The mayor said that the sick assistant principal may have had pre-existing health problems. In many other swine flu cases that turned critical, patients had pre-existing conditions.

Bloomberg said that three locations – all special education schools with more than 4,000 students – would be closed for at least a week because "there are an unusually high level of flulike illnesses at those schools."

"There are documented cases of H1N1 flu at one of them," the mayor said, using the formal name for swine flu.

New York City's first known cases of swine flu appeared in late April, when hundreds of teenagers at a Roman Catholic high school in Queens began falling ill after the return of several students from vacations in Mexico, where the outbreak began.

At first, the virus appeared to be moving at breakneck speed. An estimated 1,000 students, their relatives and staff at the St. Francis Preparatory School fell ill in a matter of days.

City health officials became aware of the outbreak on April 24. The school closed, and health officials began bracing for more illnesses throughout the city.

But the outbreak then seemed to subside. Additional sporadic cases continued to be diagnosed, but the symptoms were nearly all mild. The sick children recovered in short order. St. Francis reopened after being closed for a week.

The middle school with the confirmed cases is two miles from St. Francis.

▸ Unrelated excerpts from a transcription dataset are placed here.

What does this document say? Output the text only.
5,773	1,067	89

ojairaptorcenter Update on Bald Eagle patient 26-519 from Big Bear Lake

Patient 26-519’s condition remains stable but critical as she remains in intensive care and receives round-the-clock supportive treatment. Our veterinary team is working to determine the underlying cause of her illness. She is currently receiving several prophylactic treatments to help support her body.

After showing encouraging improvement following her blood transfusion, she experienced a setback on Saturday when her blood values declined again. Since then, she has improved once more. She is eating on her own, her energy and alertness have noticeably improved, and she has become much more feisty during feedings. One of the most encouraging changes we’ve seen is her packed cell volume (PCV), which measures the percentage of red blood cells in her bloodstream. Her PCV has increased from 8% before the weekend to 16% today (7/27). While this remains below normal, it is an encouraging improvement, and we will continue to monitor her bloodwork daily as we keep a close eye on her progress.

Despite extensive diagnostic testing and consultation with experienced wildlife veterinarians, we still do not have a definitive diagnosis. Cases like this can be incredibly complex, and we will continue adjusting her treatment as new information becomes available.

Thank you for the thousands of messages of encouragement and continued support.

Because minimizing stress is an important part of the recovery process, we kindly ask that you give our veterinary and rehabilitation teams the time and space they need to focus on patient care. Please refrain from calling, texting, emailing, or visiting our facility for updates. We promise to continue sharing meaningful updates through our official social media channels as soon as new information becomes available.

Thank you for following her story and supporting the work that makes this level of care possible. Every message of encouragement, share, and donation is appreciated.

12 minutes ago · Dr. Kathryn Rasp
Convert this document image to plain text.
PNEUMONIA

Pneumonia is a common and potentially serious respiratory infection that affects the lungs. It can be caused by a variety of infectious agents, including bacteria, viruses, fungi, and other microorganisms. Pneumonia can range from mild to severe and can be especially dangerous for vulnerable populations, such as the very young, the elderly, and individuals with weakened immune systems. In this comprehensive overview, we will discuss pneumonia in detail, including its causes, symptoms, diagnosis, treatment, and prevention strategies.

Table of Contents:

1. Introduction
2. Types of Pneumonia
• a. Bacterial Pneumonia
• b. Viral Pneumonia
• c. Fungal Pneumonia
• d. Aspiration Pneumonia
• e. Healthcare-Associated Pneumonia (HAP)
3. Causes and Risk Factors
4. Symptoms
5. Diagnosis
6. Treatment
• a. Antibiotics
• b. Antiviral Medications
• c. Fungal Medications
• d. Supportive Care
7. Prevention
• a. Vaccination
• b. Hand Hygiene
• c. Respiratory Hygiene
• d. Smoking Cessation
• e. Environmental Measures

Dr. Isaac Weisfuse, a deputy commissioner of the health department, said investigators are trying to learn more about why the disease has spread erratically, moving quickly through a few schools but slowly everywhere else.

Schools are a good incubator for illness in general, he said, because space is tight, and youngsters often don't practice the best hygiene.

Across the country, most of the people getting the illness have been young. Some experts have speculated that older people might have some immunity to the virus because of genetic similarities to more common types of flu.

At the start of the flu outbreak in the United States, government health officials recommended that schools shut down for two weeks if there were students with swine flu. But when the virus turned out to be milder than initially feared, the Centers for Disease Control and Prevention dropped that advice but urged parents to keep children with flu symptoms home for a week.

So far, the virus has not proved to be more infectious or deadly than the seasonal flu.

CDC officials said schools may decide to close if there is a cluster that's affecting attendance and staffing.

Meanwhile, a woman in Arizona suffering from a lung condition has apparently become the fourth person in the nation to die with swine flu.

The Maricopa County Health Department reported on Thursday that the woman in her late 40s died last week of what appears to be complications of the new strain of influenza.

Laboratory tests confirmed that the woman was infected with the flu strain. The case would bring the number of swine flu deaths in the nation to four and put the worldwide death toll at 70, with an estimated 6,672 cases in 33 countries.